Do you talk to your children about money?
As a dad of three wonderful children (dads are allowed to be biased) and an investment professional, a regular conundrum I face is how best to teach them about money and investing.
Much research has shown how our attitude and approach to money are shaped by our parent’s attitude to money. Just think of your own experience. Whether or not your parents spoke freely about money; whether they were part of the war generation hoarders (where all discretionary spending is considered excessive); whether they were entrepreneurial or if they were constantly over-spending and running into financial problems, would have had a significant effect on you.
Advances in technology and the ease of moving money or airtime digitally, coupled with society’s increasing wealth and instant gratification mentality as opposed to the previous generation’s weekly cash, piggy bank and savings deposit book regime, has made our job as parents even less tangible and more challenging.
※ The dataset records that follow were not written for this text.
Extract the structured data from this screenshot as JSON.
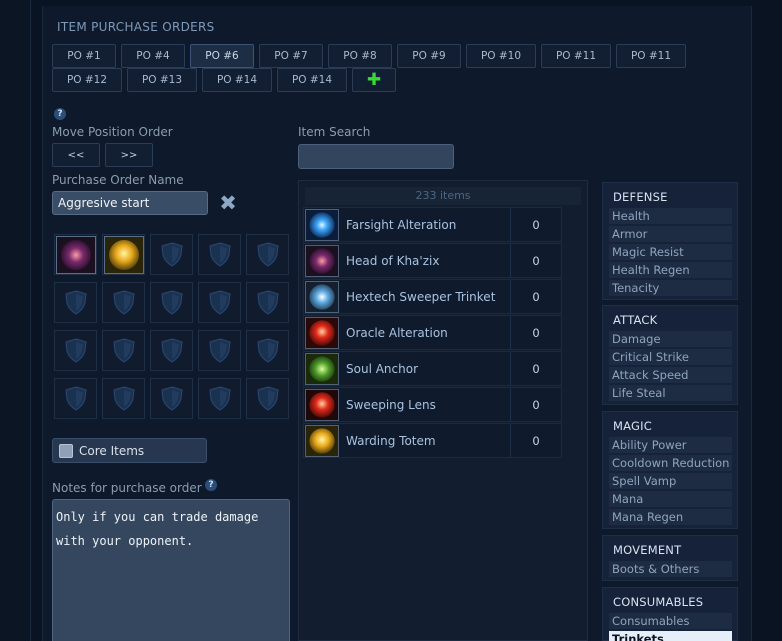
{
  "title": "ITEM PURCHASE ORDERS",
  "po_tabs": [
    "PO #1",
    "PO #4",
    "PO #6",
    "PO #7",
    "PO #8",
    "PO #9",
    "PO #10",
    "PO #11",
    "PO #11",
    "PO #12",
    "PO #13",
    "PO #14",
    "PO #14"
  ],
  "po_active": "PO #6",
  "help_glyph": "?",
  "move": {
    "label": "Move Position Order",
    "left": "<<",
    "right": ">>"
  },
  "name": {
    "label": "Purchase Order Name",
    "value": "Aggresive start"
  },
  "core_items": "Core Items",
  "notes": {
    "label": "Notes for purchase order",
    "value": "Only if you can trade damage\nwith your opponent."
  },
  "search": {
    "label": "Item Search",
    "value": ""
  },
  "results_count": "233 items",
  "items": [
    {
      "name": "Farsight Alteration",
      "qty": "0",
      "icon": "farsight-icon"
    },
    {
      "name": "Head of Kha'zix",
      "qty": "0",
      "icon": "khazix-head-icon"
    },
    {
      "name": "Hextech Sweeper Trinket",
      "qty": "0",
      "icon": "sweeper-icon"
    },
    {
      "name": "Oracle Alteration",
      "qty": "0",
      "icon": "oracle-icon"
    },
    {
      "name": "Soul Anchor",
      "qty": "0",
      "icon": "soul-anchor-icon"
    },
    {
      "name": "Sweeping Lens",
      "qty": "0",
      "icon": "sweeping-lens-icon"
    },
    {
      "name": "Warding Totem",
      "qty": "0",
      "icon": "warding-totem-icon"
    }
  ],
  "categories": [
    {
      "name": "DEFENSE",
      "items": [
        "Health",
        "Armor",
        "Magic Resist",
        "Health Regen",
        "Tenacity"
      ]
    },
    {
      "name": "ATTACK",
      "items": [
        "Damage",
        "Critical Strike",
        "Attack Speed",
        "Life Steal"
      ]
    },
    {
      "name": "MAGIC",
      "items": [
        "Ability Power",
        "Cooldown Reduction",
        "Spell Vamp",
        "Mana",
        "Mana Regen"
      ]
    },
    {
      "name": "MOVEMENT",
      "items": [
        "Boots & Others"
      ]
    },
    {
      "name": "CONSUMABLES",
      "items": [
        "Consumables",
        "Trinkets"
      ]
    }
  ],
  "selected_category": "Trinkets",
  "colors": {
    "accent": "#38d838",
    "text": "#a9c2e0",
    "panel": "#0e1a2b"
  }
}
With this enormous responsibility, how do we best teach our children good money management skills? What can we do to begin to help lay down the knowledge and create habits that foster future financial success? Here are three practical suggestions:
Make it real
Money issues should be discussed and made real. It is really important for children to understand the value of things and that trade-offs are required. Starting an allowance is a useful tool - be sure to set clear rules for what it is expected to cover and what behaviour is required to “earn” the allowance.
Then comes what is probably the most difficult part. Both parents then need to have the discipline to stick to the agreement - including when the child runs out of money. As hard as this lesson can be, realising that money is finite and that one needs to budget and make choices is an extremely valuable lesson to learn early in life when the stakes are low.
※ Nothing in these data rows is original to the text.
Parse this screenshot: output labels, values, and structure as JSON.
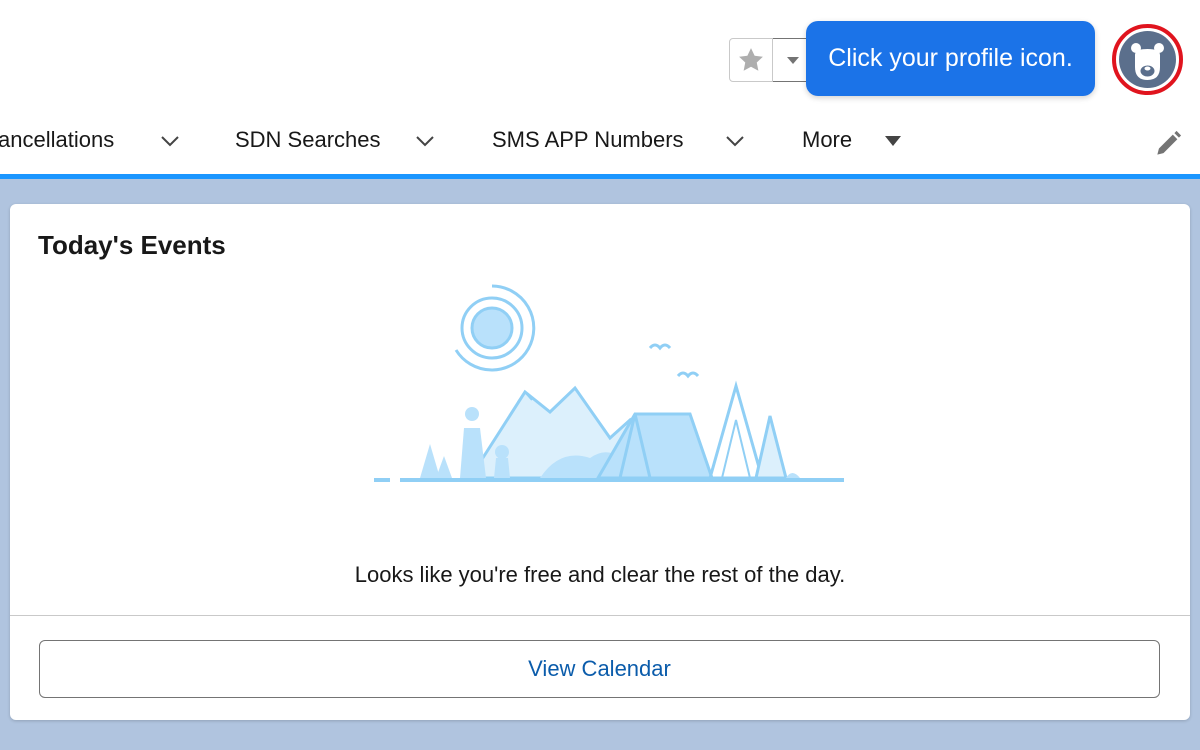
{
  "header": {
    "favorite_star_icon": "star-icon",
    "favorites_menu_icon": "caret-down-icon",
    "avatar_icon": "bear-avatar-icon"
  },
  "tooltip": {
    "text": "Click your profile icon."
  },
  "nav": {
    "items": [
      {
        "label": "ancellations",
        "icon": "chevron-down-icon"
      },
      {
        "label": "SDN Searches",
        "icon": "chevron-down-icon"
      },
      {
        "label": "SMS APP Numbers",
        "icon": "chevron-down-icon"
      },
      {
        "label": "More",
        "icon": "caret-down-icon"
      }
    ],
    "edit_icon": "pencil-icon"
  },
  "card": {
    "title": "Today's Events",
    "empty_message": "Looks like you're free and clear the rest of the day.",
    "button_label": "View Calendar",
    "illustration": "camping-scene-illustration"
  },
  "colors": {
    "tooltip_bg": "#1b73e8",
    "highlight_ring": "#e0141e",
    "nav_underline": "#1b96ff",
    "content_bg": "#b0c4df",
    "link_blue": "#0b5cab",
    "illustration_blue": "#90cff5"
  }
}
Exercise delayed gratification and learn the benefits of compounding
Just as households need to budget and save for large capital expenditure such as cars and holidays, children should be encouraged to start saving for larger items rather than waste their money on impulse spending (how many fidget-spinners or World Cup stickers do you really need?).
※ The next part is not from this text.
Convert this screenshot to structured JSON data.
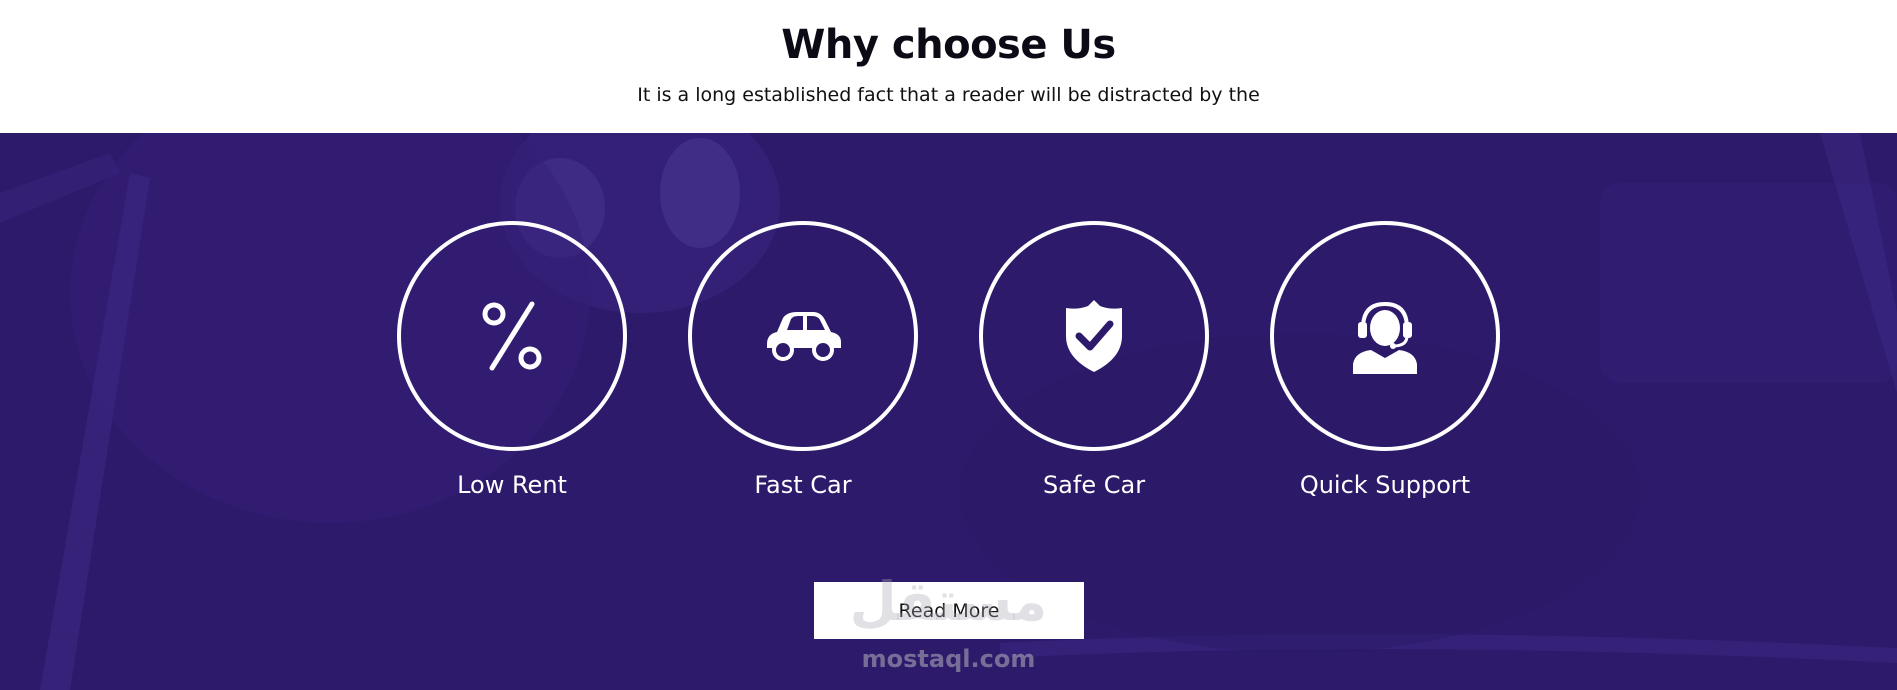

Research at Stanford University in the US, the much referenced “marshmallow test”, showed that the ability to display patience and delay gratification at a young age correlated strongly with better life outcomes.
Of course, delayed gratification, self-control and patience are essential components to deliver compounding – and developing a true understanding of the benefits of compounding is one of the most powerful financial insights you can provide for your children.
Be a good example
Our children consciously and unconsciously mimic our behaviour – whether we want them to or not! So, from a financial behaviour point of view, living within our means, saving regularly and making sure we are educated about financial matters is imperative. As children get older, introducing key investment concepts such as asset classes, inflation, risk and reward, time horizons, compounding, diversification and the importance of costs add additional layers to their understanding.
Encourage them to ask how businesses and the economy work, to start small ventures and be inquisitive and confident about money.
A sensible, practical way is to open an investment in a tax-free unit trust and contribute a regular debit order (from as little as R500 per month) on their behalf. Children love to see their investment growing, especially when they start realising that in the future they may have a meaningful lump sum for their university education or deposit for a house or car… ignoring the fact that by then we will all probably just hail a self-driving uber!
As with all investing, teaching children about being responsible with money sounds simple but is not always easy to implement. But it is no doubt worth the effort as giving your children solid financial skills and nurturing good habits are amongst the most valuable gifts a parent can offer.